Попался мне однажды такой автор, к которому критики не знали как и подойти. Ни одного лишнего слова, все верно и очень скучно. Рассуждал-то он всегда здраво, да только никто его читать не хотел. Тогда я смекнул, что ему лучше приняться за критику, и раз уж ни на что другое он не годился, снабдил я его бумагой, перьями и поручил к началу каждого месяца изыскивать недостатки в чужих книгах. Короче говоря, он оказался просто сокровищем: никакие достоинства от него не спасали. А самое замечательное было то, что лучше и злее всего он писал, напившись до бесчувствия.

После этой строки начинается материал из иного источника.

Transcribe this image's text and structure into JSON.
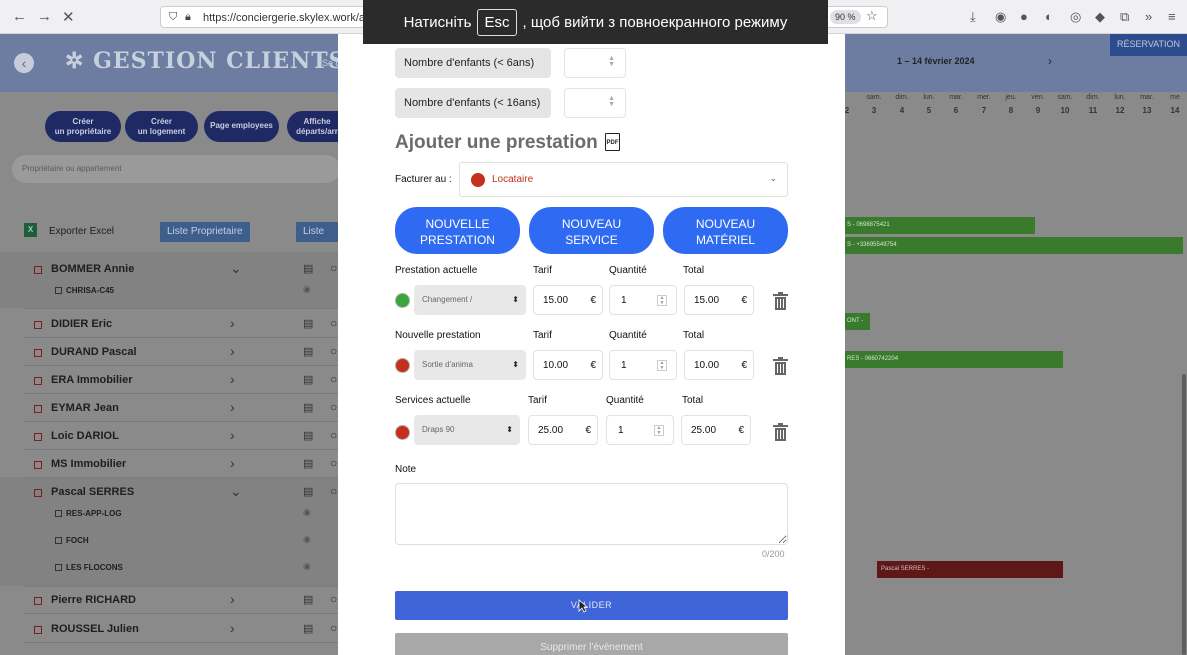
{
  "browser": {
    "url": "https://conciergerie.skylex.work/administrat",
    "zoom": "90 %",
    "fullscreen_notice": {
      "before": "Натисніть",
      "key": "Esc",
      "after": ", щоб вийти з повноекранного режиму"
    }
  },
  "app": {
    "title": "GESTION CLIENTS",
    "subtitle": "Se d",
    "reservation_label": "RÉSERVATION",
    "date_range": "1 – 14 février 2024",
    "buttons": [
      {
        "line1": "Créer",
        "line2": "un propriétaire"
      },
      {
        "line1": "Créer",
        "line2": "un logement"
      },
      {
        "line1": "Page employees",
        "line2": ""
      },
      {
        "line1": "Affiche",
        "line2": "départs/arr"
      }
    ],
    "search_placeholder": "Propriétaire ou appartement",
    "export_label": "Exporter Excel",
    "export_icon_letter": "X",
    "list_owner_label": "Liste Proprietaire",
    "list_apt_label": "Liste Ap",
    "clients": [
      {
        "name": "BOMMER Annie",
        "expanded": true
      },
      {
        "name": "DIDIER Eric",
        "expanded": false
      },
      {
        "name": "DURAND Pascal",
        "expanded": false
      },
      {
        "name": "ERA Immobilier",
        "expanded": false
      },
      {
        "name": "EYMAR Jean",
        "expanded": false
      },
      {
        "name": "Loic DARIOL",
        "expanded": false
      },
      {
        "name": "MS Immobilier",
        "expanded": false
      },
      {
        "name": "Pascal SERRES",
        "expanded": true
      },
      {
        "name": "Pierre RICHARD",
        "expanded": false
      },
      {
        "name": "ROUSSEL Julien",
        "expanded": false
      }
    ],
    "sub_items": [
      "CHRISA-C45",
      "RES-APP-LOG",
      "FOCH",
      "LES FLOCONS"
    ],
    "calendar_day_names": [
      "",
      "sam.",
      "dim.",
      "lun.",
      "mar.",
      "mer.",
      "jeu.",
      "ven.",
      "sam.",
      "dim.",
      "lun.",
      "mar.",
      "me"
    ],
    "calendar_day_numbers": [
      "2",
      "3",
      "4",
      "5",
      "6",
      "7",
      "8",
      "9",
      "10",
      "11",
      "12",
      "13",
      "14"
    ],
    "calendar_bars": [
      {
        "label": "S - 0698875421",
        "color": "#3a7a2d"
      },
      {
        "label": "S - +33695549754",
        "color": "#3a7a2d"
      },
      {
        "label": "ONT -",
        "color": "#3a7a2d"
      },
      {
        "label": "RES - 0660742204",
        "color": "#3a7a2d"
      },
      {
        "label": "Pascal SERRES -",
        "color": "#5e1818"
      }
    ]
  },
  "modal": {
    "children_under_6_label": "Nombre d'enfants (< 6ans)",
    "children_under_16_label": "Nombre d'enfants (< 16ans)",
    "section_title": "Ajouter une prestation",
    "pdf_icon_text": "PDF",
    "facturer_label": "Facturer au :",
    "facturer_value": "Locataire",
    "facturer_color": "#c4301c",
    "buttons": {
      "new_prestation": {
        "line1": "NOUVELLE",
        "line2": "PRESTATION"
      },
      "new_service": {
        "line1": "NOUVEAU",
        "line2": "SERVICE"
      },
      "new_materiel": {
        "line1": "NOUVEAU",
        "line2": "MATÉRIEL"
      }
    },
    "rows": [
      {
        "section": "Prestation actuelle",
        "tarif_label": "Tarif",
        "qty_label": "Quantité",
        "total_label": "Total",
        "select": "Changement /",
        "status_color": "#3aa53a",
        "tarif": "15.00",
        "qty": "1",
        "total": "15.00",
        "currency": "€"
      },
      {
        "section": "Nouvelle prestation",
        "tarif_label": "Tarif",
        "qty_label": "Quantité",
        "total_label": "Total",
        "select": "Sortie d'anima",
        "status_color": "#c4301c",
        "tarif": "10.00",
        "qty": "1",
        "total": "10.00",
        "currency": "€"
      },
      {
        "section": "Services actuelle",
        "tarif_label": "Tarif",
        "qty_label": "Quantité",
        "total_label": "Total",
        "select": "Draps 90",
        "status_color": "#c4301c",
        "tarif": "25.00",
        "qty": "1",
        "total": "25.00",
        "currency": "€"
      }
    ],
    "note_label": "Note",
    "note_value": "",
    "note_counter": "0/200",
    "validate_label": "VALIDER",
    "delete_label": "Supprimer l'évènement"
  }
}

- Но разве не существуют книги, - возразил я, - которых своеобразие защищает от критики? Особенно если их авторы прямо объявляют о нарушении правил, которыми она руководствуется.

- Нет уж, он любую книгу разбранит так, что любо-дорого, - уверял издатель. - Хоть вы по-китайски напишите, все равно ощиплет вас, как цыпленка. Скажем, захочется вам напечатать книгу, ну там, китайских писем; так как бы вы ни старались, а он все равно докажет публике, что можно написать ее лучше. Если вы будете строго придерживаться обычаев и нравов своей родной страны, ограничитесь только восточной премудростью и во всем сохраните простоту и естественность, все равно пощады не ждите! Он с презрительной усмешкой посоветует вам поискать читателей в Китае. Он укажет, что после первого или второго письма ваша безыскусность становится невыносимо скучной. А хуже всего то, что читатель заранее угадает его замечания и, несмотря на вашу безыскусственность, предоставит ему разделываться с вами по своему усмотрению.

- Хорошо, - воскликнул я, - но, чтобы избежать его нападок и, что еще страшнее, недовольства читателей, я призвал бы на помощь все свои знания. Хотя я не могу похвастать особой ученостью, но, по крайней мере, не стал бы таить то немногое, что знаю, и не старался бы казаться глупее, чем есть на самом деле.